Coleridge-Taylor | Danse Nègre from African Suite
Myron | Bell Harbor
Tchaikovsky | Symphony No. 5 in E Minor
Front-line workers join the ECSO as special guests to open the second concert of its 75th anniversary season with You Raise Me Up, popularized in this country by Josh Groban’s 2003 cover version.
Next comes Danse Nègre, the final movement of Samuel Coleridge-Taylor’s African Suite of 1898. The son of an English woman and a surgeon from Sierra Leone—descended from enslaved Africans freed by the British during the American War of Independence—Coleridge-Taylor studied at London’s Royal College of Music, made three tours of the U.S., and was received at the White House by Teddy Roosevelt.
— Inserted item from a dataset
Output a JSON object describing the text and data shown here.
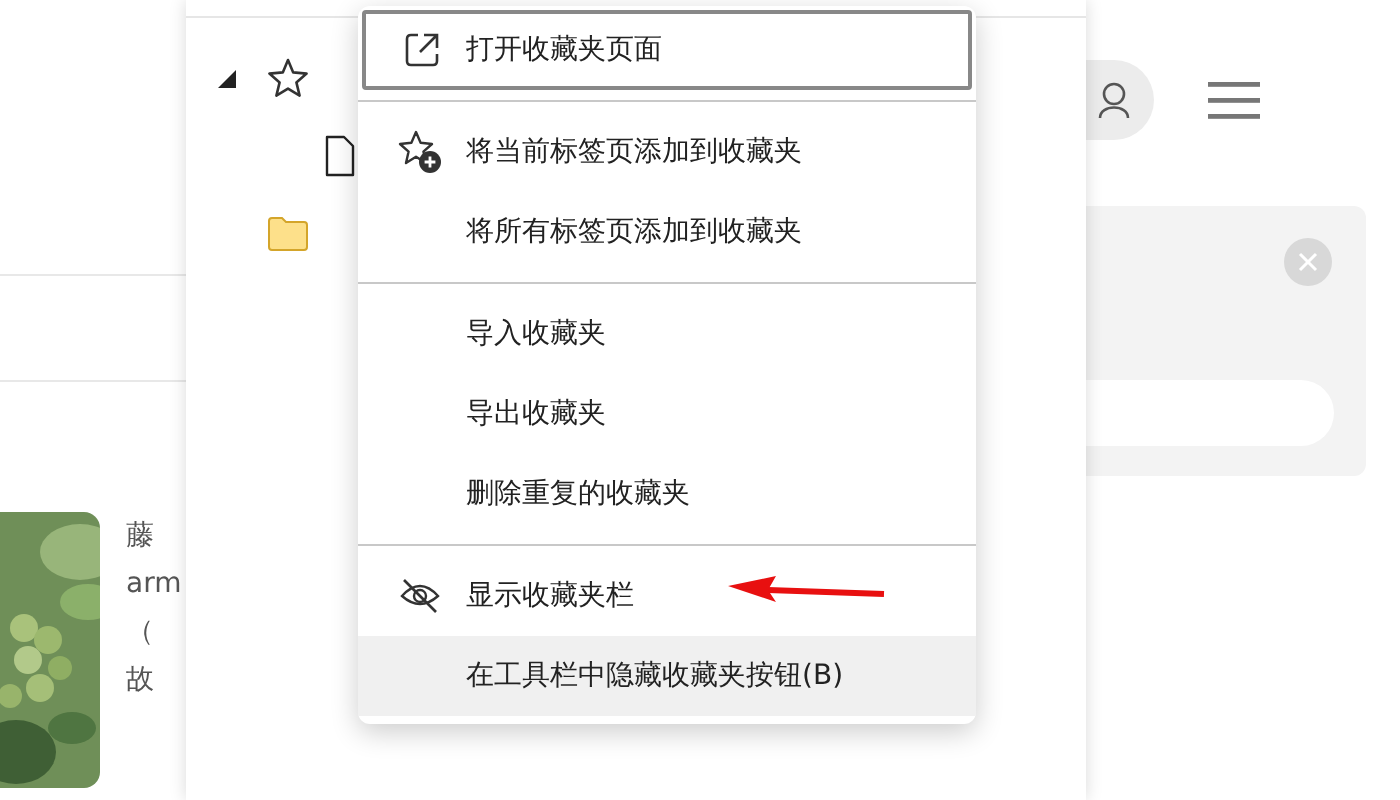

Closing out the first half is the world premiere of Tom Myron’s Bell Harbor, the second of the Massachusetts-based composer’s works to be performed by the ECSO, following Katahdin: Greatest Mountain in 2010.
The evening’s concluding work is Pyotr Ilyich Tchaikovsky’s Symphony No. 5. Composed in 1888, with Tchaikovsky on the podium for its premiere in Saint Petersburg, it was performed in that renamed city during the Nazi siege of Leningrad, even as bombs began to fall at the start of the second movement.